Monday, 10 January 2011

Village and Town


Modernism in all its forms remained an object of suspicion in the minds of all right-thinking educated Englishmen as the results of three decades of artistic experiment and innovation in Europe crossed the Channel and slowly filtered into the public consciousness. Thoughts of Bolshevism and Primitivism were more than enough to terrify the locals and inspire decades of resistance. In terms of architecture, at best, in the post-war era there was a cautious acceptance of those elements that could translate into cost savings and greater profit margins for the construction industry. The stylistic combination of geometric forms and undecorated surfaces was deeply offensive to the pre-war intelligentsia whose taste was dominated by the English vernacular vision that S R Badmin faithfully recorded in this Puffin Picture book, Village and Town.


This book was first published in October 1942, although according to Chris Beetles (in S R Badmin and the English Landscape, 1985) the artwork was commissioned and produced in 1939. Badmin is best known for his slightly pedantic watercolours of English rural scenes that were reproduced on greeting cards by Royle Publications. Conventional and reassuring picturesque compositions under fair-weather clouds set the tone, although the best of them were distinguished by a sharp eye for the telling detail. Noting the regular appearance in these images of the local blood-sport enthusiasts would suggest that Badmin could safely be filed under the huntin’, shootin’ and fishin’ rubric. Not so - after active campaigning on behalf of the Republicans in the Spanish Civil War, he continued to support radical political causes throughout his career. In 1935 there was a working visit to the USA courtesy of Fortune magazine, an account of which can be read at Visual Telling of Stories.

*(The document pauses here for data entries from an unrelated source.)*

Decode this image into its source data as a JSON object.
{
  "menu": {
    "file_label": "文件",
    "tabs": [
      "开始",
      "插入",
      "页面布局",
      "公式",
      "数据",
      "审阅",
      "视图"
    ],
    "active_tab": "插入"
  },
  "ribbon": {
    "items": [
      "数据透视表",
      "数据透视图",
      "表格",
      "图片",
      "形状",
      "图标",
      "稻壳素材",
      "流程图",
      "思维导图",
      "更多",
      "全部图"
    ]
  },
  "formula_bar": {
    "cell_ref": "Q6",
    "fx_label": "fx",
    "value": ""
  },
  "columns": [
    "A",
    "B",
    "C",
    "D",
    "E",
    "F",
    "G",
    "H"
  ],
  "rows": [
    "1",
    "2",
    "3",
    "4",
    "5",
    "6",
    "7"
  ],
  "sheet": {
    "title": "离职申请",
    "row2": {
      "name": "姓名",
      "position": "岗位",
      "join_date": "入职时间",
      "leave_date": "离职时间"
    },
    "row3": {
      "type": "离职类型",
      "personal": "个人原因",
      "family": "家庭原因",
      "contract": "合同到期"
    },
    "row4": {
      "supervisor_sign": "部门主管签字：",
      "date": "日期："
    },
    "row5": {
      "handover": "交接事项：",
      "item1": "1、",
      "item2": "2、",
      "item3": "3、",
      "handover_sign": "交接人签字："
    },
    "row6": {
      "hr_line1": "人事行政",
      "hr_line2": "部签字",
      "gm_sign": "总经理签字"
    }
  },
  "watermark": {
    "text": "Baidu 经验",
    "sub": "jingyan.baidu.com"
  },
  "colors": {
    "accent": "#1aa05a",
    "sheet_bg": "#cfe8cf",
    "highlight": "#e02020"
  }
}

In keeping with the progressive values behind Noel Carrington’s Picture Puffin project Village and Town concludes with an open-minded look at recent examples of Modernist architecture in Britain. A modified version of Lubetkin’s famous Penguin Pool and a drawing of the Highpoint tower block are accompanied by text that emphasises the versatility of reinforced concrete and the quality of beauty to be found in the repetition of simple shapes and patterns. The auto-lithography process enabled Badmin to describe his subject in more formal and three-dimensional terms than in his watercolours and the results, especially on the back cover (see top) where a Charles Holden Underground station takes centre stage, were pleasingly robust. Whether Badmin, in addition to his passion for the delights of the countryside had a hidden sympathy for Modernism is something we may never know but I like to think that he had.